Google may be seen as the gatekeeper to traffic through SEO and features such as AMP, but, they are clear that their responsibility is to their users.
These talks at Marfeel-con demonstrated a switch in mindset from publishers and advertisers, think user-first and then use the tools from Google to reach your audience.
Even if the focus of the day seemed to lean towards users and readers, monetization will always be a recurring topic for digital publishers.
Throughout sessions on the monetization landscape, it became clear that the industry is still betting big on programmatic, specifically on mobile. But, there are still major flaws to be worked out before the potential can accurately be seen.
Working alongside Prebid.org to deliver programmatic solutions, our head of product, Lucas Isern mentioned some of the work being done to improve the experience of header bidding, for advertisers, readers, and publishers.
‘We’re introducing ad quality strengthening among SSP’s, daily creative reviews, and an SSP blocking autonomy that would prevent bad creatives from displaying.’
The talks and the questions that arose from this session showed that the industry wants their programmatic advertising to be both as user-focused and profitable, as possible.
Although it can be seen by users as a ‘necessary evil’ it is possible to increase the user experience of how ads are delivered. More relevant, quality ads, that display alongside, not disrupting content will result in better overall user experience.
The session ended with an analogy of print publishing. We talked about how magazines such as Vogue are able to integrate their advertising as part of the user experience, in a way that compliments the content, rather than detracting from it.

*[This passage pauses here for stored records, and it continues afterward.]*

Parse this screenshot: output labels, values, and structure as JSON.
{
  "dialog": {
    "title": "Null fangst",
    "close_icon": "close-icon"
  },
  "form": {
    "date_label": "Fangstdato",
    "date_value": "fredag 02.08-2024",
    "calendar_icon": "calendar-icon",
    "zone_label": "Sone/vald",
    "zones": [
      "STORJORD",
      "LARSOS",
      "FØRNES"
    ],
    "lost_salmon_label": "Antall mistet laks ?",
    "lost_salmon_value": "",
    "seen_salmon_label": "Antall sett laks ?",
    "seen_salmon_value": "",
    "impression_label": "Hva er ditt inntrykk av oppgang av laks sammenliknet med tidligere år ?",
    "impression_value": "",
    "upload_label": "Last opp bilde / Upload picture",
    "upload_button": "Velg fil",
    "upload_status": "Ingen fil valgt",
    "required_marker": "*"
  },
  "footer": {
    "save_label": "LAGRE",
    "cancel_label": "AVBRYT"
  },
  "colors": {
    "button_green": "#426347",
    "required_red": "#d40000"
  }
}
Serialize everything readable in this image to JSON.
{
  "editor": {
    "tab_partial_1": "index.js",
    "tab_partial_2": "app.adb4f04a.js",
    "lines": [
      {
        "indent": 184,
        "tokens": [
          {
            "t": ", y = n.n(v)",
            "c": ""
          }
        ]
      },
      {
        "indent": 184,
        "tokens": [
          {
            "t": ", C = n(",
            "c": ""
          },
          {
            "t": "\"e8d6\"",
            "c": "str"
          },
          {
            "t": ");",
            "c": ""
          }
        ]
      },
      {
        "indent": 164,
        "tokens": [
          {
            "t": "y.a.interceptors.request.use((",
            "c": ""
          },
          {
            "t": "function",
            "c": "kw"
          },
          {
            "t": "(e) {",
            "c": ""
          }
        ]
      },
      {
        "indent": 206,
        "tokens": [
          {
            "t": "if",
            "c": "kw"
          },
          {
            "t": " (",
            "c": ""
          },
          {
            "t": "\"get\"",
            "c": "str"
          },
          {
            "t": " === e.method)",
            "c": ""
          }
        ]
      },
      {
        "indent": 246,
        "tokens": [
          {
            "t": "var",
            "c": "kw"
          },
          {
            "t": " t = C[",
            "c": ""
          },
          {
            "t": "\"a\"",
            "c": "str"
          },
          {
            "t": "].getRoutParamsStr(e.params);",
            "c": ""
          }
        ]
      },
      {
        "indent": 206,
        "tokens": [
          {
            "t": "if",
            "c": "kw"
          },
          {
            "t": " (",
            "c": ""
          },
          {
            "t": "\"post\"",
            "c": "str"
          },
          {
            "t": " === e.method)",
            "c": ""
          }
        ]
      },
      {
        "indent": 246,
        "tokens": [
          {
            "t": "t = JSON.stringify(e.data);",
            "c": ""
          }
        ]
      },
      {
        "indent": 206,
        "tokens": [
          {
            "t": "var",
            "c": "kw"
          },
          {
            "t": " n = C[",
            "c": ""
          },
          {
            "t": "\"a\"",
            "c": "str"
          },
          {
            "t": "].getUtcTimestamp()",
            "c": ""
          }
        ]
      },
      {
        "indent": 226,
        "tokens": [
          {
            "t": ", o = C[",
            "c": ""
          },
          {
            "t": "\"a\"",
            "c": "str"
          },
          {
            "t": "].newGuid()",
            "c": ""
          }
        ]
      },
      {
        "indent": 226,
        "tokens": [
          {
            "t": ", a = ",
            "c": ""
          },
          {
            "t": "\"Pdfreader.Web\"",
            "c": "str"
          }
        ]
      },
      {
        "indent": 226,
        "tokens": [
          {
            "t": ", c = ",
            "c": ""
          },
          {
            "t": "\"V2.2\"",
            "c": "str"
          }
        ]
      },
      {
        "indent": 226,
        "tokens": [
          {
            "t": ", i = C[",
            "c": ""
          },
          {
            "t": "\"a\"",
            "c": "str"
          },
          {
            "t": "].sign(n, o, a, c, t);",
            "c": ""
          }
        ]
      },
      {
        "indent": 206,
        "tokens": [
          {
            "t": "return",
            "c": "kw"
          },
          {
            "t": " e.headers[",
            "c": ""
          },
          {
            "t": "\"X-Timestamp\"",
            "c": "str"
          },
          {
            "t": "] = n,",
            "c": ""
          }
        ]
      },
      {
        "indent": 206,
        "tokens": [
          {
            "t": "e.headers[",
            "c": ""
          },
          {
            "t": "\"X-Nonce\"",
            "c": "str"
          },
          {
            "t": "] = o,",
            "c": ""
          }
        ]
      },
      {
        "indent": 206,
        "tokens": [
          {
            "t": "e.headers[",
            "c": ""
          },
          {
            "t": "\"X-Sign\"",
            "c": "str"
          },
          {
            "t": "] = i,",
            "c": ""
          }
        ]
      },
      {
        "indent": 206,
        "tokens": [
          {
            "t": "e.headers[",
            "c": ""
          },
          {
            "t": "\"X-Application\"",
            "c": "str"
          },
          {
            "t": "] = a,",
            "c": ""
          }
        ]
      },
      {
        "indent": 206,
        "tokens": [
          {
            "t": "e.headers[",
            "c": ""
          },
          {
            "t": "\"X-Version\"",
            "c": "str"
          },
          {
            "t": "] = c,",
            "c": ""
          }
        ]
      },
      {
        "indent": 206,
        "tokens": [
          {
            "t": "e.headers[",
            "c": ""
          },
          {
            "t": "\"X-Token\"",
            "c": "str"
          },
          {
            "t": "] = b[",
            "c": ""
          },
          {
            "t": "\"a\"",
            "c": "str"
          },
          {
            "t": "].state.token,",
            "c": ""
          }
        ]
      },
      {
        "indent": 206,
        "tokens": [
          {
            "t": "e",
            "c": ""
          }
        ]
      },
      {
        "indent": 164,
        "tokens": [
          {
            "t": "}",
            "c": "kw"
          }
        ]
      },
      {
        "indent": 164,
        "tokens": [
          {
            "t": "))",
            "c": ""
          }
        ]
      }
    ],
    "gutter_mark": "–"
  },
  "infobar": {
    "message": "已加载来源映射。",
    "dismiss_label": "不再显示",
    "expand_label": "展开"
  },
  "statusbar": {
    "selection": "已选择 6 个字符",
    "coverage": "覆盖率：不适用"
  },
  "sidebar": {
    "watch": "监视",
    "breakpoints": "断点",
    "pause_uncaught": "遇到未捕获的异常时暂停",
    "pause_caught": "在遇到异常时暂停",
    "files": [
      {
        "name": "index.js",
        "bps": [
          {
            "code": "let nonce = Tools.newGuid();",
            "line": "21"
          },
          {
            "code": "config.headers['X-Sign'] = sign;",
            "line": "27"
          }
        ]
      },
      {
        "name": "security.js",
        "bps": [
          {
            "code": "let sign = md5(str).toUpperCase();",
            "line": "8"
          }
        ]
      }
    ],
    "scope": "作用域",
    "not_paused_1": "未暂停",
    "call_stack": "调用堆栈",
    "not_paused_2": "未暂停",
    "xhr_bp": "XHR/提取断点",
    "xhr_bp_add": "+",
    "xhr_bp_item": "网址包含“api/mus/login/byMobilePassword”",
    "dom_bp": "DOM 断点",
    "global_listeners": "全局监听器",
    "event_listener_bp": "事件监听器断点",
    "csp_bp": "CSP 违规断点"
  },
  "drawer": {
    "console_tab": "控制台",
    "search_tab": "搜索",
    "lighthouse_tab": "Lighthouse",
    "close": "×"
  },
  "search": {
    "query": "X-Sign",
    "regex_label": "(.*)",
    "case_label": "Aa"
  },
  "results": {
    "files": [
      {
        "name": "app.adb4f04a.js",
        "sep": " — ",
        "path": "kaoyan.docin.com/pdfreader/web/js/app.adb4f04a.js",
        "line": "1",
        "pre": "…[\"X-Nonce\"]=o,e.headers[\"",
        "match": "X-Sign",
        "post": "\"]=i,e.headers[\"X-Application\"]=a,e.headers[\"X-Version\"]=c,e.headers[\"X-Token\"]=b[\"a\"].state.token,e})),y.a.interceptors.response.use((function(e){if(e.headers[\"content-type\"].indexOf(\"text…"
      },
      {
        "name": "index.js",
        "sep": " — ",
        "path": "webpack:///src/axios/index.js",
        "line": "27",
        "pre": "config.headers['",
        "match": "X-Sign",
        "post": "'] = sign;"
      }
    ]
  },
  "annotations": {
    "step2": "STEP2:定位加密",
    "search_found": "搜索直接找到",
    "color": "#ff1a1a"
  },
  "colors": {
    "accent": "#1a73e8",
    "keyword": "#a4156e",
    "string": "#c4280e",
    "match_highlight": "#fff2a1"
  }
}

We couldn’t end the event without attempting to provoke some more discussion and see the points where we disagree. To do this, we hosted a roundtable discussion on the future of programmatic, into 2019 and beyond.
Forming the round table were, Chantal Tode from Mobile Marketer, Stefan Schick from Google, Jorge Carrasquillo from The Washington Times, Xavi Beumala, Marfeel’s CEO, and Marko Žulj from Google.
This gave everyone a chance to put the experts on programmatic on the spot and get their insights on the future.
One of the most lively points raised was the issue of 5G and if the increase in network speed would be the catalyst for increased adoption of programmatic. The panel discussed if mobile speed is the real issue that prevents programmatic from filling ad space and being more effective.
It was suggested that uncertainty regarding transparency and trust in programmatic, and the security of the infrastructure are bigger realistic barriers than network speed. In addition, increasing the market share of programmatic over display also has to break down the established processes publishers have for display. Programmatic faces resistance from publishers unable to build new systems and from people concerned about the removal of traditional job roles.
The panel concluded that programmatic doesn’t have to be a wholesale removal of human skills, but that it will allow these skills to be re-applied to developing strategic advertising systems for digital publishers.
That was our first Marfeel-con of 2019. Whilst we can’t cover everything that was discussed, there was no doubt that user experience—and its knock-on effects—occupied the publishing collective mind in 2019.